Queridísima hija:
Nos ha costado mucho, no te
imaginas cuánto... Pero hoy tu madre y yo lo comentamos al levantarnos de la
cama y aún rotos por el dolor, decidimos acercarnos al banco para cancelar tu
cuenta. En la oficina nos han atendido con frialdad profesional, como otro
trámite más de los que lo empleados tienen que realizar a lo largo de la
mañana. Ellos que saben, no pueden saberlo. Es otro ejemplo más de que la vida
sigue adelante, ajena a las pequeñas grandes tragedias individuales de las que
prácticamente nadie tiene conocimiento. Al fin y al cabo, no se tramitan
hipotecas sobre los recuerdos, ni se pagan comisiones por la pérdida de una
hija.
Tenías exactamente un saldo de
312 euros con 27 céntimos. Lo que hemos hecho al final es traspasar esa
cantidad a la cuenta de la ONG con la que pretendías colaborar desde hace
tiempo. Afortunadamente el trámite ha sido rápido, aunque tu madre no pudo
soportarlo hasta el final. He tenido que ser yo el que me tragué las lágrimas
allí dentro hasta reunirme con ella en la plaza más cercana.
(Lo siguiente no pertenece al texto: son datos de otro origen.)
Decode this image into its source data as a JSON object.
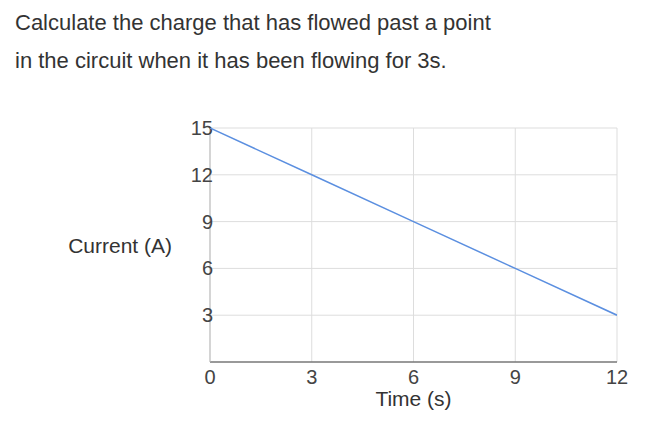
{
  "chart_data": {
    "type": "line",
    "title": [
      "Calculate the charge that has flowed past a point",
      "in the circuit when it has been flowing for 3s."
    ],
    "x_label": "Time (s)",
    "y_label": "Current (A)",
    "x": [
      0,
      3,
      6,
      9,
      12
    ],
    "values": [
      15,
      12,
      9,
      6,
      3
    ],
    "color": "#5b8fe0",
    "xlim": [
      0,
      12
    ],
    "xticks": [
      0,
      3,
      6,
      9,
      12
    ],
    "ylim": [
      0,
      15
    ],
    "yticks": [
      3,
      6,
      9,
      12,
      15
    ],
    "grid": true
  }
}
Por cierto, que últimamente
no hablamos mucho, supongo que todo nos lo decimos con la mirada... En cuanto
reúna fuerzas, tengo que ocuparme también de eso, hay que aprender a compartir
una pena para la que nadie está preparado.
Pensando en el dinero, no he
podido evitar recordar de todas esas cosas que deseabas tener y la amargura me
atenaza al pensar en los proyectos de los que hablamos en más de una ocasión y
que ya jamás se llegarán a realizar. Ha sido una insignificante operación
ciudadana, convertida ahora en algo más. La cancelación de la cuenta es la
última certificación de una ausencia definitiva, la realidad de un profundísimo
dolor, de un proyecto inacabado que a tus padres les deja con una sensacional
derrota, que ninguno de los dos sabemos cómo vamos a superar.
Hemos decidido guardar tu
tarjeta de crédito junto a otros objetos personales, unos absurdos y otros
íntimos, supongo que para palpar fehacientemente pruebas de tu paso por el
mundo. Una tontería, porque lo sabe nuestra memoria, como depósito de unos
recuerdos que prevalecerán vivos eternamente. Quiero pensar, hija, que ahora
eres libre. Pero si así fuera, la conquista de esa libertad sería la victoria
más amarga lograda nunca. Te queremos. Muchísimo. Eres nuestra flor, nuestra
mayor alegría y deseamos con toda el alma que no te marchites nunca para
nosotros.
Espero no tener que escribirte
una carta como esta nunca y tener la oportunidad de seguir comprobando que nuestro
tesoro prosigue su transformación hasta llegar a ser esa mujer de la que
siempre vamos a estar orgullosos. Ahora voy a despertarte, hija. Sé lo remolona
que te pones al despertarte y hay que darse prisa porque tienes que ir a clase.